Ferrari built these cars between the end of the 275 GTB production run and the start of the 275 GTB/4 run, all of them fitted with a lightweight frame and body, powered by a three-carb, dry-sump 250 LM engine. The 275’s tipo 213 engine was mistakenly homologated with three rather than six carbs, so this paperwork blunder was resolved by using three Weber 40 DF13 carburetors that gave over 300 hp at 7500 rpm. These were the last competition GT cars designed and built from the ground up by Forghieri and the racing department at Maranello.
The price for this durable vintage racer? A great bang-for-the-buck at just under $1.5m.
All of these cars have now reached their 1989 high-water mark, but this is thankfully not because of a rush of speculators with too much money and too short a memory jumping on the bandwagon. Unlike the late 1980s, the Ferrari world of today is not one of Dutch tulip mania.
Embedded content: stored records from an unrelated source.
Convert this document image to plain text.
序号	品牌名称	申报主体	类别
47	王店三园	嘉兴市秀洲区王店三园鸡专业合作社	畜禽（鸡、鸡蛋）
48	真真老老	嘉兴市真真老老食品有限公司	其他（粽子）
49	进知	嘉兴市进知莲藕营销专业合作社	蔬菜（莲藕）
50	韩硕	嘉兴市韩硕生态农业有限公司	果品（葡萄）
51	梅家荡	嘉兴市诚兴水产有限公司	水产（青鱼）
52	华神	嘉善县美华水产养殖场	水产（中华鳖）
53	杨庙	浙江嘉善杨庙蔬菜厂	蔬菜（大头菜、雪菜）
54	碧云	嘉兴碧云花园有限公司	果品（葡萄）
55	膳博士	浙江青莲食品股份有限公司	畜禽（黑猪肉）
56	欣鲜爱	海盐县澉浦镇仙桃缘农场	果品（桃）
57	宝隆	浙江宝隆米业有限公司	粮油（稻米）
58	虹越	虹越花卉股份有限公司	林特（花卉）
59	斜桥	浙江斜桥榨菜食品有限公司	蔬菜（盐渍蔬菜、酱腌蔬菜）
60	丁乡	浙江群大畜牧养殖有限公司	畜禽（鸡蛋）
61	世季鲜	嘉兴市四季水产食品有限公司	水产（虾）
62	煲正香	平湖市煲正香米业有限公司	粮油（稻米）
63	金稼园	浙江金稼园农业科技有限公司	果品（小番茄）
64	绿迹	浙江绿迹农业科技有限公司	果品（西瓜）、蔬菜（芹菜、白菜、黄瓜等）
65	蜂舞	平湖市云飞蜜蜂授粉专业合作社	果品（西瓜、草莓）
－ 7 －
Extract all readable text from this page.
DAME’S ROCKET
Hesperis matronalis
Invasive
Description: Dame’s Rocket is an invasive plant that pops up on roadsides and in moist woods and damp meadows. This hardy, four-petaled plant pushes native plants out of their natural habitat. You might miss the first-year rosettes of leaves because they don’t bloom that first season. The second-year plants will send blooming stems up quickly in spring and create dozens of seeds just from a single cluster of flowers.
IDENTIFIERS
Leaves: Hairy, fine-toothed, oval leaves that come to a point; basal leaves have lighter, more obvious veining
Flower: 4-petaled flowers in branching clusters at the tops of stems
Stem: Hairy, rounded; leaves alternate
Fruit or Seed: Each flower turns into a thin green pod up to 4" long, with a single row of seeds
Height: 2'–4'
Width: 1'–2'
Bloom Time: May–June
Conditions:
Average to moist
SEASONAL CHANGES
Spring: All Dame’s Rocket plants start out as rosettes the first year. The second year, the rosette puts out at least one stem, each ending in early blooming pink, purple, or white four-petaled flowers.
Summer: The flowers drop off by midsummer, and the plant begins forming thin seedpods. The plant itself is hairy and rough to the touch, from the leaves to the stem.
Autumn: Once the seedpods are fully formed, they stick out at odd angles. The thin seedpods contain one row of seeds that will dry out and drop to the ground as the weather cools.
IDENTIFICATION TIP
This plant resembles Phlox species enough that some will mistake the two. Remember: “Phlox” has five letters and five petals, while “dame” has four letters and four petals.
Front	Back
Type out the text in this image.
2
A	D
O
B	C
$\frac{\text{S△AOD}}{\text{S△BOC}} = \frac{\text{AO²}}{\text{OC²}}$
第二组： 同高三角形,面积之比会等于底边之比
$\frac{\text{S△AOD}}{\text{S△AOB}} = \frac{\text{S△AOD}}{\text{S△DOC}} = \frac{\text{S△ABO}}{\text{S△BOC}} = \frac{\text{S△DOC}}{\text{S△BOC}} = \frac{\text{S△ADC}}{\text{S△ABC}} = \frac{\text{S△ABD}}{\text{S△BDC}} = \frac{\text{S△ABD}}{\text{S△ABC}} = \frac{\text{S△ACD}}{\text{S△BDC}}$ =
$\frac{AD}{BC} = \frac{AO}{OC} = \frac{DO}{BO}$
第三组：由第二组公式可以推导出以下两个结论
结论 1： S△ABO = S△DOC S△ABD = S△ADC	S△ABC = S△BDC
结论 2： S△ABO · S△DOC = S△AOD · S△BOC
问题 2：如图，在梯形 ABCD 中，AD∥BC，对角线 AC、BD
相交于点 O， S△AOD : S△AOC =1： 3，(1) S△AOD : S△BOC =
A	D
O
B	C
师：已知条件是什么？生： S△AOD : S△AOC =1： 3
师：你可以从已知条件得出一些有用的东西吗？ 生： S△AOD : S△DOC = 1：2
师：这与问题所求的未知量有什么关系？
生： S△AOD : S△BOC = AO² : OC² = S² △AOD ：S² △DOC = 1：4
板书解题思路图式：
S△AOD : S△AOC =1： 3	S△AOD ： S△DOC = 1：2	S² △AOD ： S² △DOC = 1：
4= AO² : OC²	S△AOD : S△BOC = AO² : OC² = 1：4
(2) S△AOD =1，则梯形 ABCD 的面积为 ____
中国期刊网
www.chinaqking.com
Vintage Ferraris are being bought by real people, with real money, and for real purposes. As this list shows, eligibility for events creates value, and there is a great deal of money out there willing to step up for personal satisfaction and entertainment. It’s taken 15 years, but the Ferrari market is now strong across the board. As long as appreciation continues to be gradual and not led by greed, expect the market to remain strong and stable.